Does Having Kids Make You Happier?

November 21st, 2009

I can’t even begin to match the thinking and research that Bryan Caplan has done on the subject of kids and happiness (he’s writing a book titled Selfish Reasons to Have More Kids), but I can add my two bits, which generally support everything he says.

Short story, the research generally says “no.” Over large population samples, having kids makes people slightly less happy. But Bryan discusses a new (and very well-executed and convincing) study by Luis Angeles that contradicts that consensus.

The results in brief: overall, having two or three kids makes parents happier. Having one, two, or three kids makes married parents happier–but especially two or three.

This is totally in keeping with what I’ve said for a long time: The second kid makes parenting much easier, because single children want your constant and undivided attention, and it just gets wearing. My best piece of evidence is the wonderful line that one mother I knew reported from her child:

“Momma, look at me with your whole face!”

Kids are attention sponges/black holes. Two kids provide each other with much of the attention that each craves.

Angeles’ study supports this. A jump in reported life satisfaction (actually going from negative to positive for the full sample) comes when the second kid arrives. There’s another big jump with the third, then satisfaction drops with four or more.

Correlations Between Number of Children and Parents’ Reported Life Satisfaction (Fixed Effects)

Full Sample Married Couples
One child -0.027 (0.024) 0.017 (0.030)
Two children 0.009 (0.031) 0.074** (0.036)
Three children 0.059 (0.049) 0.197*** (0.057)
Four or more children -0.007 (0.094) 0.184* (0.105)

(*, **, and *** denote statistical significance at 10, 5 and 1% levels. Note that with one exception–widows with one child, which hit 10% significance–these married-couple results are the only ones in Table 4 with statsig below the 10% level.)

Hypothesis: having two parents provides a sufficient baseline quantity of adult attention (for three or fewer children), at which point the attention provided by one or two siblings goes a long way toward satisfying the the children’s (seemingly bottomless) attention needs/wants.

This takes a big load off the parents, increasing their life satisfaction.

With four or more children, even two parents can’t provide the baseline level of sufficient adult attention–the other kids’ attention doesn’t suffice to replace that, and the load lands back on the parents who can’t satisfy it, resulting in reduced life satisfaction for the parents.

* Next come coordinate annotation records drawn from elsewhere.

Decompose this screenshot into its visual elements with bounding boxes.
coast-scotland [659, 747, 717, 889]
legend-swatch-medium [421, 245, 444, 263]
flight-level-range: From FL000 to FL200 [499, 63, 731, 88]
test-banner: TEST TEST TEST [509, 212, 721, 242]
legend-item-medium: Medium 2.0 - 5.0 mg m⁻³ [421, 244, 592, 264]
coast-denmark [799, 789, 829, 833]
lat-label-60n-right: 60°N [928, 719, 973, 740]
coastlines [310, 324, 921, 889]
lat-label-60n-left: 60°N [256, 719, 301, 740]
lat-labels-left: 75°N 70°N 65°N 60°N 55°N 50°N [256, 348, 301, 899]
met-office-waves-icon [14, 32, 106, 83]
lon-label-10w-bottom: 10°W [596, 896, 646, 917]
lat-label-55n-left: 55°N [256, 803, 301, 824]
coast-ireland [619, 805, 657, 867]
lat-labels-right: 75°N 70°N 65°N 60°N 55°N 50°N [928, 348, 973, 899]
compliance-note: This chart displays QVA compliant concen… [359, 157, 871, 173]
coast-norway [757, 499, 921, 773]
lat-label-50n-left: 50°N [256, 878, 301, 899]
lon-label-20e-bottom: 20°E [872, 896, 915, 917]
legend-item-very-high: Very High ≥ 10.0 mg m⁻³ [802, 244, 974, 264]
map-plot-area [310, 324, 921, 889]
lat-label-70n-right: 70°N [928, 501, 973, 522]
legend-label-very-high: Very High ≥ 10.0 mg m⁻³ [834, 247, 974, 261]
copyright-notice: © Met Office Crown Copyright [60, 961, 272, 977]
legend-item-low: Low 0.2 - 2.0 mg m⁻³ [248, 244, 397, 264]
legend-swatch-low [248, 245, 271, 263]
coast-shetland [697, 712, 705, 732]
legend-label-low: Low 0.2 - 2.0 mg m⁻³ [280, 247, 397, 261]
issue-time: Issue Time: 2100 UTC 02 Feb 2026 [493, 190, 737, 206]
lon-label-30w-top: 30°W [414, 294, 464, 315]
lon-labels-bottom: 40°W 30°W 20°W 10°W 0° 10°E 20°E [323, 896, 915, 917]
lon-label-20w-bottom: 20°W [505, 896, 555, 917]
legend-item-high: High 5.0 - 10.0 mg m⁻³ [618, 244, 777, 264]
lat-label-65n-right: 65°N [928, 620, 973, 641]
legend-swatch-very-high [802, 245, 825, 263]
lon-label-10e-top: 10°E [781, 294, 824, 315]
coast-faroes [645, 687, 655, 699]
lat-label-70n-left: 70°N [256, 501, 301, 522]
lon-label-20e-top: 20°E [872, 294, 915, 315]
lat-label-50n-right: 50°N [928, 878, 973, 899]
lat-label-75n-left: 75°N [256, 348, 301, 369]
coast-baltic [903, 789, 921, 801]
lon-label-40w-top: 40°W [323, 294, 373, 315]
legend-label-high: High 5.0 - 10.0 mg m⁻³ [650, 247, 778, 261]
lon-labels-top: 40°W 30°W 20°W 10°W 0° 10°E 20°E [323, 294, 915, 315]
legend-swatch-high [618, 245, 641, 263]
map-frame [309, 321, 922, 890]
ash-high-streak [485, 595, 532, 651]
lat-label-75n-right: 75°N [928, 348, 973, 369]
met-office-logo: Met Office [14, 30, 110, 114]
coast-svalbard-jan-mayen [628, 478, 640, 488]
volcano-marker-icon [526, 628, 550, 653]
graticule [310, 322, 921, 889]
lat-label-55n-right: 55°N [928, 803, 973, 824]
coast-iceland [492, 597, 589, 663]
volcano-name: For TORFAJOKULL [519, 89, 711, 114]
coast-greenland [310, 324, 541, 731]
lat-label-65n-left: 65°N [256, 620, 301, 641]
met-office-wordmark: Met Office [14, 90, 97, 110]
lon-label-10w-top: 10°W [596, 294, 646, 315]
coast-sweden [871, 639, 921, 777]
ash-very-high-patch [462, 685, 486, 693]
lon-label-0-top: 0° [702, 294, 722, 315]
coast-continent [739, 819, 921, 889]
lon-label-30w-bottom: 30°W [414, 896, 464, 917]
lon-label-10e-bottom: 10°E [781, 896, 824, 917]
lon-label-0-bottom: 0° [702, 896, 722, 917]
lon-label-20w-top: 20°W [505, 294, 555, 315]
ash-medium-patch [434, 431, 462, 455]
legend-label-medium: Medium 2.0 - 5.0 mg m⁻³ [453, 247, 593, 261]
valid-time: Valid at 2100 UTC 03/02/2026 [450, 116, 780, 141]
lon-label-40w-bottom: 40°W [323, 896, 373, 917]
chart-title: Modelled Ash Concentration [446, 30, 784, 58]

An old family friend told me and my spouse when we had our first child, “You can’t give them too much attention. You can give them the wrong kind of attention, but not too much. Kids act up when they’re not getting enough attention.”

My experience and observations bear that out in spades.

Another piece of advice based on all this (along with Bryan’s very wise “get a nanny if you can afford it” suggestion): have lots of play dates.

  1. December 1st, 2009 at 12:07 | #1

    I have found that two Vs. one furry child of the canine variety support your observation of the homosapien type for basically the same reason. I have not tried the doggy three way (no…) but feel that beyond two, the value of sibling self-entertainment is a diminishing return on the investment.

    People have kids (and dogs) for both selfish and altruistic reasons. But whatever the motivation, we can enrich our lives and those of our dependents by taking the step of “parenthood”. Regardless of your choice of species, the expenditure of capital, energy and emotional exposure seem to be well worth the effort.

    Still, I find it interesting that a lot of people opt for the tougher road with the only logical benefit being that of the feeling of making another being better off.